The Universidad Nacional de Colombia (UN) was created on September 22 of 1867, a Sunday. In 2017 the UN had its sesquicentenary, i.e. it was its 150th birthday. The sesquicentenary of the UN was on a Friday. As it is really important to know all the details corresponding to the date of this huge celebration for every year, we want to know which day of the week corresponds to a specific birthday of the Universidad Nacional de Colombia.

Remember that a year usually has 365 days, except for some years, called leaps-years which have 366 days.
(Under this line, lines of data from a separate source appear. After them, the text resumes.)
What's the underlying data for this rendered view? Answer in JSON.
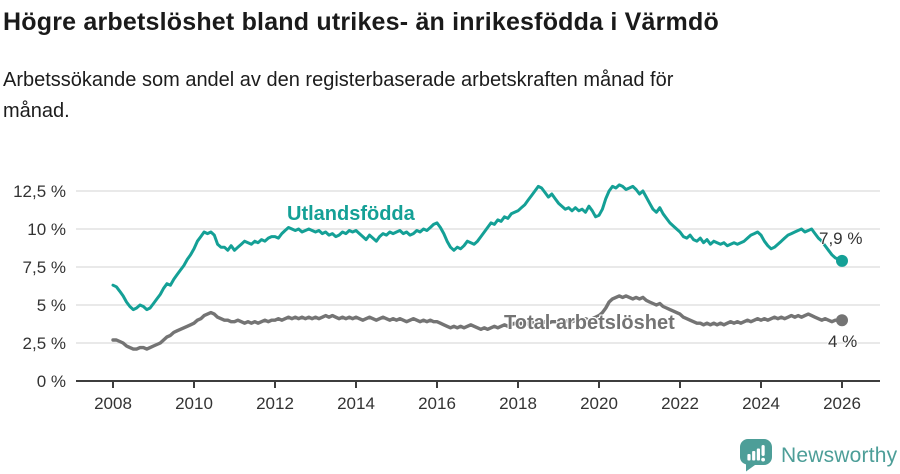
{
  "header": {
    "title": "Högre arbetslöshet bland utrikes- än inrikesfödda i Värmdö",
    "subtitle_lines": [
      "Arbetssökande som andel av den registerbaserade arbetskraften månad för",
      "månad."
    ]
  },
  "chart_data": {
    "type": "line",
    "title": "Högre arbetslöshet bland utrikes- än inrikesfödda i Värmdö",
    "subtitle": "Arbetssökande som andel av den registerbaserade arbetskraften månad för månad.",
    "x_unit": "month",
    "x_start": "2008-01",
    "x_end": "2026-01",
    "x_ticks": [
      "2008",
      "2010",
      "2012",
      "2014",
      "2016",
      "2018",
      "2020",
      "2022",
      "2024",
      "2026"
    ],
    "y_ticks": [
      {
        "value": 0,
        "label": "0 %"
      },
      {
        "value": 2.5,
        "label": "2,5 %"
      },
      {
        "value": 5,
        "label": "5 %"
      },
      {
        "value": 7.5,
        "label": "7,5 %"
      },
      {
        "value": 10,
        "label": "10 %"
      },
      {
        "value": 12.5,
        "label": "12,5 %"
      }
    ],
    "ylim": [
      0,
      13.5
    ],
    "grid": true,
    "legend_position": "inline-labels",
    "colors": {
      "grid": "#dcdcdc",
      "axis": "#3d3d3d",
      "tick_label": "#333333"
    },
    "series": [
      {
        "name": "Utlandsfödda",
        "color": "#14a096",
        "end_label": "7,9 %",
        "end_value": 7.9,
        "values": [
          6.3,
          6.2,
          5.9,
          5.6,
          5.2,
          4.9,
          4.7,
          4.8,
          5.0,
          4.9,
          4.7,
          4.8,
          5.1,
          5.4,
          5.7,
          6.1,
          6.4,
          6.3,
          6.7,
          7.0,
          7.3,
          7.6,
          8.0,
          8.3,
          8.7,
          9.2,
          9.5,
          9.8,
          9.7,
          9.8,
          9.6,
          9.0,
          8.8,
          8.8,
          8.6,
          8.9,
          8.6,
          8.8,
          9.0,
          9.2,
          9.1,
          9.0,
          9.2,
          9.1,
          9.3,
          9.2,
          9.4,
          9.5,
          9.5,
          9.4,
          9.7,
          9.9,
          10.1,
          10.0,
          9.9,
          10.0,
          9.8,
          9.9,
          10.0,
          9.9,
          9.8,
          9.9,
          9.7,
          9.8,
          9.6,
          9.7,
          9.5,
          9.6,
          9.8,
          9.7,
          9.9,
          9.8,
          9.9,
          9.7,
          9.5,
          9.3,
          9.6,
          9.4,
          9.2,
          9.5,
          9.7,
          9.6,
          9.8,
          9.7,
          9.8,
          9.9,
          9.7,
          9.8,
          9.6,
          9.7,
          9.9,
          9.8,
          10.0,
          9.9,
          10.1,
          10.3,
          10.4,
          10.1,
          9.7,
          9.2,
          8.8,
          8.6,
          8.8,
          8.7,
          8.9,
          9.2,
          9.1,
          9.0,
          9.2,
          9.5,
          9.8,
          10.1,
          10.4,
          10.3,
          10.6,
          10.5,
          10.8,
          10.7,
          11.0,
          11.1,
          11.2,
          11.4,
          11.6,
          11.9,
          12.2,
          12.5,
          12.8,
          12.7,
          12.4,
          12.1,
          12.3,
          12.0,
          11.7,
          11.5,
          11.3,
          11.4,
          11.2,
          11.4,
          11.2,
          11.3,
          11.1,
          11.5,
          11.2,
          10.8,
          10.9,
          11.3,
          12.0,
          12.5,
          12.8,
          12.7,
          12.9,
          12.8,
          12.6,
          12.7,
          12.8,
          12.6,
          12.3,
          12.5,
          12.1,
          11.7,
          11.3,
          11.1,
          11.4,
          11.0,
          10.7,
          10.4,
          10.2,
          10.0,
          9.8,
          9.5,
          9.4,
          9.6,
          9.3,
          9.2,
          9.4,
          9.1,
          9.3,
          9.0,
          9.2,
          9.1,
          9.0,
          9.1,
          8.9,
          9.0,
          9.1,
          9.0,
          9.1,
          9.2,
          9.4,
          9.6,
          9.7,
          9.8,
          9.6,
          9.2,
          8.9,
          8.7,
          8.8,
          9.0,
          9.2,
          9.4,
          9.6,
          9.7,
          9.8,
          9.9,
          10.0,
          9.8,
          9.9,
          10.0,
          9.7,
          9.4,
          9.2,
          8.9,
          8.6,
          8.3,
          8.1,
          8.0,
          7.9
        ]
      },
      {
        "name": "Total arbetslöshet",
        "color": "#747474",
        "end_label": "4 %",
        "end_value": 4.0,
        "values": [
          2.7,
          2.7,
          2.6,
          2.5,
          2.3,
          2.2,
          2.1,
          2.1,
          2.2,
          2.2,
          2.1,
          2.2,
          2.3,
          2.4,
          2.5,
          2.7,
          2.9,
          3.0,
          3.2,
          3.3,
          3.4,
          3.5,
          3.6,
          3.7,
          3.8,
          4.0,
          4.1,
          4.3,
          4.4,
          4.5,
          4.4,
          4.2,
          4.1,
          4.0,
          4.0,
          3.9,
          3.9,
          4.0,
          3.9,
          3.8,
          3.9,
          3.8,
          3.9,
          3.8,
          3.9,
          4.0,
          3.9,
          4.0,
          4.0,
          4.1,
          4.0,
          4.1,
          4.2,
          4.1,
          4.2,
          4.1,
          4.2,
          4.1,
          4.2,
          4.1,
          4.2,
          4.1,
          4.2,
          4.3,
          4.2,
          4.3,
          4.2,
          4.1,
          4.2,
          4.1,
          4.2,
          4.1,
          4.2,
          4.1,
          4.0,
          4.1,
          4.2,
          4.1,
          4.0,
          4.1,
          4.2,
          4.1,
          4.0,
          4.1,
          4.0,
          4.1,
          4.0,
          3.9,
          4.0,
          4.1,
          4.0,
          3.9,
          4.0,
          3.9,
          4.0,
          3.9,
          3.9,
          3.8,
          3.7,
          3.6,
          3.5,
          3.6,
          3.5,
          3.6,
          3.5,
          3.6,
          3.7,
          3.6,
          3.5,
          3.4,
          3.5,
          3.4,
          3.5,
          3.6,
          3.5,
          3.6,
          3.7,
          3.6,
          3.7,
          3.8,
          3.7,
          3.8,
          3.7,
          3.8,
          3.9,
          3.8,
          3.9,
          3.8,
          3.9,
          3.8,
          3.9,
          3.9,
          3.9,
          4.0,
          3.9,
          4.0,
          3.9,
          4.0,
          4.1,
          4.0,
          4.1,
          4.0,
          4.1,
          4.2,
          4.3,
          4.5,
          4.8,
          5.2,
          5.4,
          5.5,
          5.6,
          5.5,
          5.6,
          5.5,
          5.4,
          5.5,
          5.4,
          5.5,
          5.3,
          5.2,
          5.1,
          5.0,
          5.1,
          4.9,
          4.8,
          4.7,
          4.6,
          4.5,
          4.4,
          4.2,
          4.1,
          4.0,
          3.9,
          3.8,
          3.8,
          3.7,
          3.8,
          3.7,
          3.8,
          3.7,
          3.8,
          3.7,
          3.8,
          3.9,
          3.8,
          3.9,
          3.8,
          3.9,
          4.0,
          3.9,
          4.0,
          4.1,
          4.0,
          4.1,
          4.0,
          4.1,
          4.2,
          4.1,
          4.2,
          4.1,
          4.2,
          4.3,
          4.2,
          4.3,
          4.2,
          4.3,
          4.4,
          4.3,
          4.2,
          4.1,
          4.0,
          4.1,
          4.0,
          3.9,
          4.0,
          4.0,
          4.0
        ]
      }
    ]
  },
  "footer": {
    "brand": "Newsworthy",
    "brand_color": "#4d9e98"
  }
}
To know which year is a leap-year we have the following rule: Every year that is exactly divisible by four is a leap year, except for years that are exactly divisible by 100, but these centurial years are leap years if they are exactly divisible by 400. For example, the years 1700, 1800, and 1900 were not leap years, but the years 1600 and 2000 were.

Input

The input consists of a number n (0 ≤ n ≤ 10000)

Output

Output just one word corresponding to the day of the week at the n - th birthday of the UN.
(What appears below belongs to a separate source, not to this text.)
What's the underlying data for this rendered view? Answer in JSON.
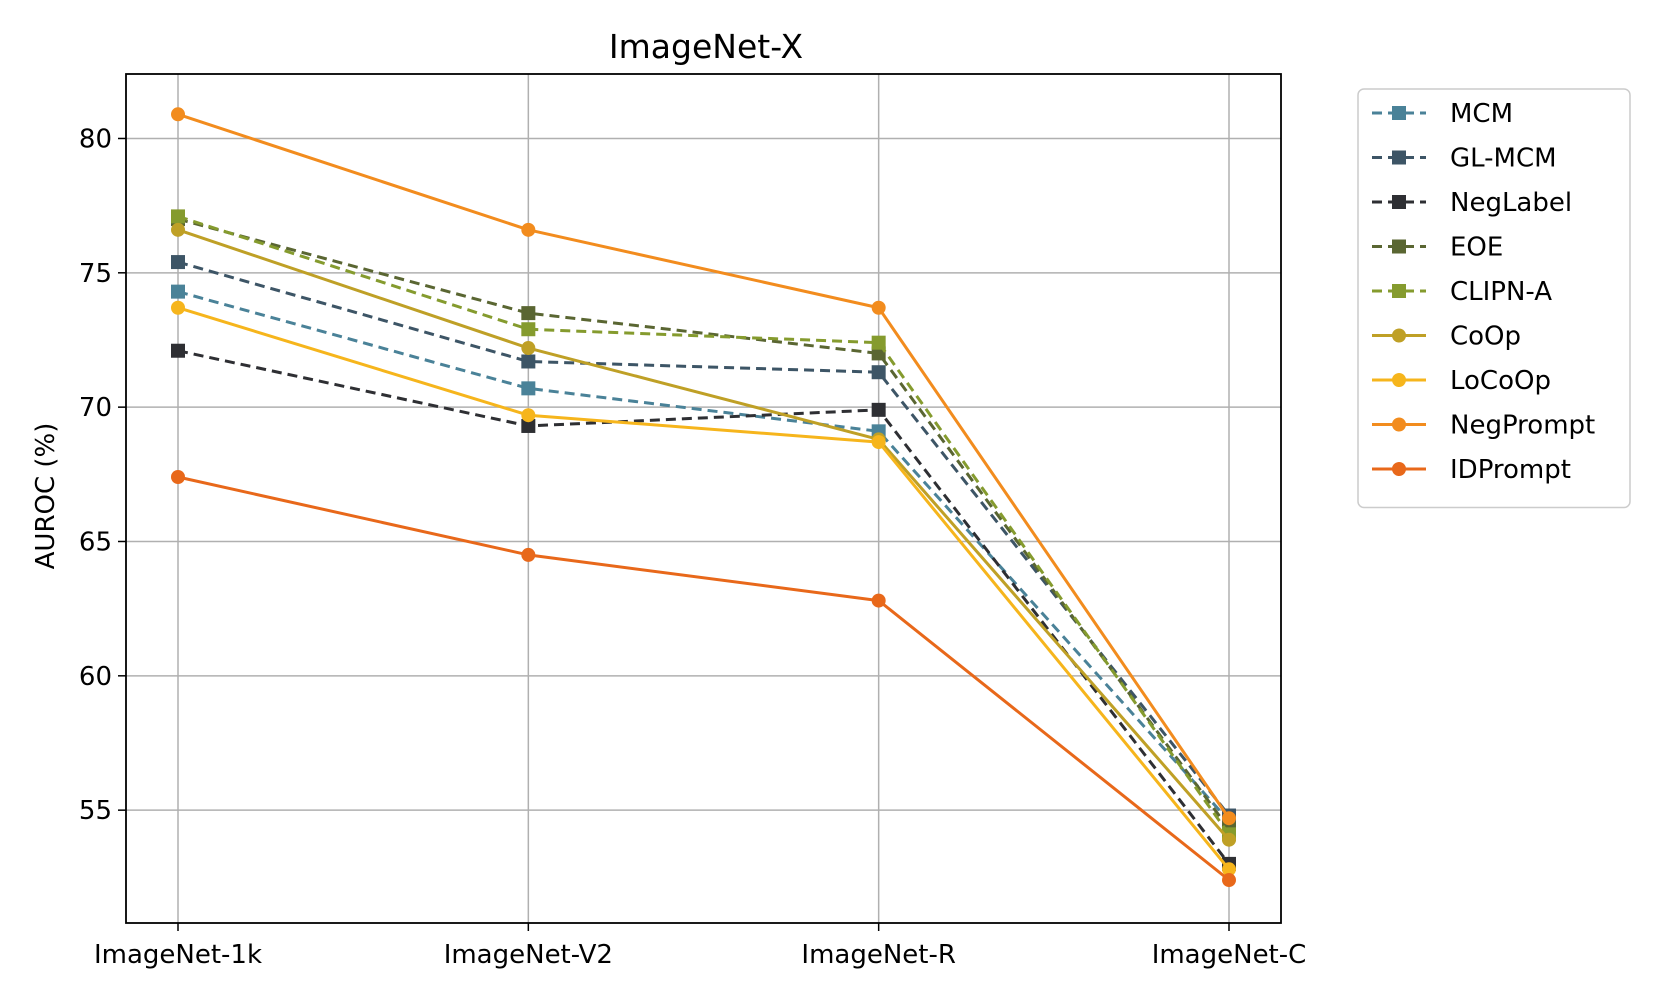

Print the day on the following format (without quotation marks): 'Monday', 'Tuesday', 'Wednesday', 'Thursday', 'Friday', 'Saturday' or 'Sunday'.

Examples

Input

0

Output

Sunday

Input

150

Output

Friday

題意:在1867年九月份星期天生日,問你,給出第N個生日給你,問你是星期幾生日;

思路:若是閏年,則在下一年加二,否加一;

具體看程式碼:

#include <iostream>
#include<stdio.h>
#include<stdlib.h>
using namespace std;
int main()
{

    int n;
    scanf("%d",&n);
    int p=1867;
    int ans=6;
    for(int i=p; i<=n+p; i++)
    {
        if((i%4==0&&i%100!=0)||(i%400==0))
            ans+=2;
        else ans+=1;
    }
    int t;
    t=ans%7;
    if(t==1)
        printf("Monday\n");
    else if(t==2)
        printf("Tuesday\n");
    else if(t==3)
        printf("Wednesday\n");
    else if(t==4)
        printf("Thursday\n");
    else if(t==5)
        printf("Friday\n");
    else if(t==6)
        printf("Saturday\n");
    else if(t==0)
        printf("Sunday\n");
    return 0;
}